There is a reason they call it the Kingfish, this guy rules! Tonight, he’ll be overseeing his loyal subjects; hardworking zesty greens, wholesome pearl barley and a devoted fresh parsley oil we think you’ll love so much, it’ll become one of your favourites. Well done Kingfish – we bow down to you and your kingdom of flavours.
The quantities provided above are averages only.
Always read product labels for the most up-to-date allergen information. Visit hellofresh.com.au/foodinfo for allergen and ingredient information. If you have received a substitute ingredient, please be aware allergens may have changed.
½ cup
pearl barley
(Contains: Gluten;)
1 bunch
parsley
½
lemon
2 fillet
kingfish
(Contains: Fish;)
1 clove
garlic
1
zucchini
1 bag
baby spinach leaves
1 bunch
spring onions
¼ cup
olive oil
1 tbs
butter
(Contains: Milk;)
To prepare the ingredients, rinse the pearl barley and pick the parsley leaves. Zest and juice the lemon, and peel and crush the garlic. Grate the zucchini and finely slice the baby spinach and spring onion.
Add the pearl barley to a large saucepan of salted water and bring to the boil. Cook, stirring occasionally, for 30 minutes or until soft in texture but slightly chewy. You may need to add more boiling water if it runs dry. Drain and set aside.

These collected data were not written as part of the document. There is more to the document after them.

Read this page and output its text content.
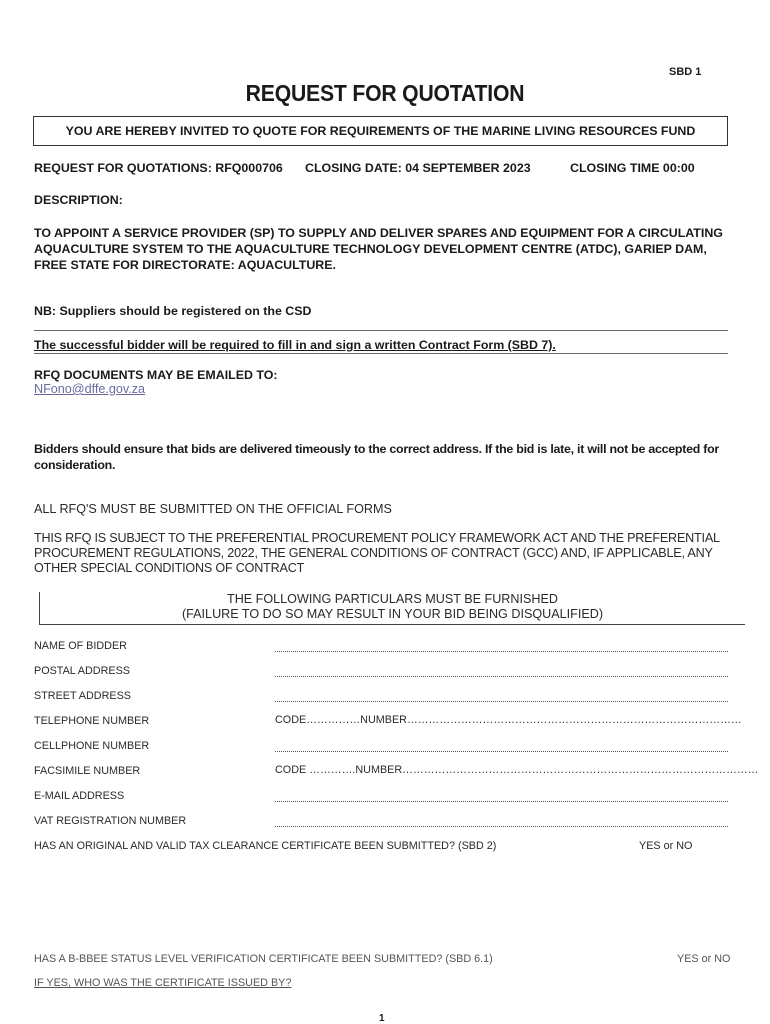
SBD 1
REQUEST FOR QUOTATION
YOU ARE HEREBY INVITED TO QUOTE FOR REQUIREMENTS OF THE MARINE LIVING RESOURCES FUND
REQUEST FOR QUOTATIONS: RFQ000706 CLOSING DATE: 04 SEPTEMBER 2023	CLOSING TIME 00:00
DESCRIPTION:
TO APPOINT A SERVICE PROVIDER (SP) TO SUPPLY AND DELIVER SPARES AND EQUIPMENT FOR A CIRCULATING AQUACULTURE SYSTEM TO THE AQUACULTURE TECHNOLOGY DEVELOPMENT CENTRE (ATDC), GARIEP DAM, FREE STATE FOR DIRECTORATE: AQUACULTURE.
NB: Suppliers should be registered on the CSD
The successful bidder will be required to fill in and sign a written Contract Form (SBD 7).
RFQ DOCUMENTS MAY BE EMAILED TO:
NFono@dffe.gov.za
Bidders should ensure that bids are delivered timeously to the correct address. If the bid is late, it will not be accepted for consideration.
ALL RFQ'S MUST BE SUBMITTED ON THE OFFICIAL FORMS
THIS RFQ IS SUBJECT TO THE PREFERENTIAL PROCUREMENT POLICY FRAMEWORK ACT AND THE PREFERENTIAL PROCUREMENT REGULATIONS, 2022, THE GENERAL CONDITIONS OF CONTRACT (GCC) AND, IF APPLICABLE, ANY OTHER SPECIAL CONDITIONS OF CONTRACT
THE FOLLOWING PARTICULARS MUST BE FURNISHED
(FAILURE TO DO SO MAY RESULT IN YOUR BID BEING DISQUALIFIED)
NAME OF BIDDER
POSTAL ADDRESS
STREET ADDRESS
TELEPHONE NUMBER	CODE……………NUMBER…………………………………………………………………………………
CELLPHONE NUMBER
FACSIMILE NUMBER	CODE ………….NUMBER………………………………………………………………………………………
E-MAIL ADDRESS
VAT REGISTRATION NUMBER
HAS AN ORIGINAL AND VALID TAX CLEARANCE CERTIFICATE BEEN SUBMITTED? (SBD 2)	YES or NO
HAS A B-BBEE STATUS LEVEL VERIFICATION CERTIFICATE BEEN SUBMITTED? (SBD 6.1)	YES or NO
IF YES, WHO WAS THE CERTIFICATE ISSUED BY?
1
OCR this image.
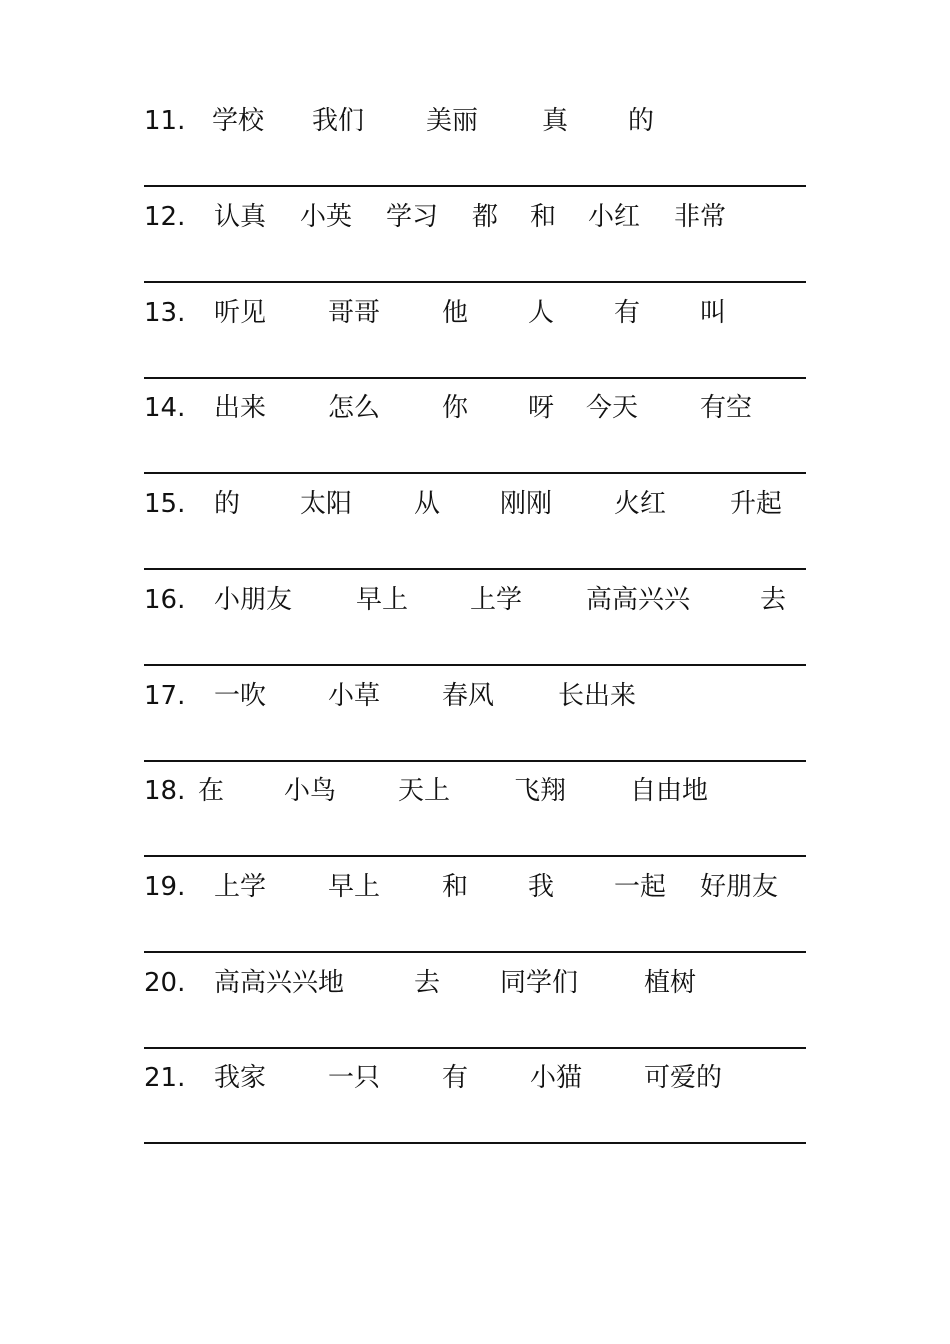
11. 学校 我们 美丽 真 的
12. 认真 小英 学习 都 和 小红 非常
13. 听见 哥哥 他 人 有 叫
14. 出来 怎么 你 呀 今天 有空
15. 的 太阳 从 刚刚 火红 升起
16. 小朋友 早上 上学 高高兴兴	去
17. 一吹 小草 春风 长出来
18. 在 小鸟 天上 飞翔 自由地
19. 上学 早上 和 我 一起 好朋友
20. 高高兴兴地	去 同学们	植树
21. 我家 一只 有 小猫 可爱的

Meanwhile, blanch half of the parsley in a cup of boiling water for 30 seconds. Remove and dry well. Blend the blanched parsley with the lemon juice and the olive oil (if you don’t have a blender you can use a mortar and pestle or just finely chop the ingredients). Set aside. Finely chop remaining parsley and set aside.
Meanwhile, season the kingfish with some salt and pepper. Heat a little olive oil in a medium frying pan over a medium-high heat. Add the kingfish skin side down and cook for 3 minutes. Turn and cook for a further 3 minutes or until the fish is cooked through. Transfer to a plate and cover with foil to keep warm. Wipe the pan clean with paper towel.
Melt the butter in the same pan over a medium-high heat. Add the garlic, zucchini and baby spinach and cook, stirring, for 2-3 minutes or until softened. Add the drained pearl barley to the pan and stir through with the lemon zest, spring onion and remaining parsley. Season to taste with salt and pepper.
Divide the green pearl barley between plates. Top with the kingfish fillets and drizzle with the parsley oil.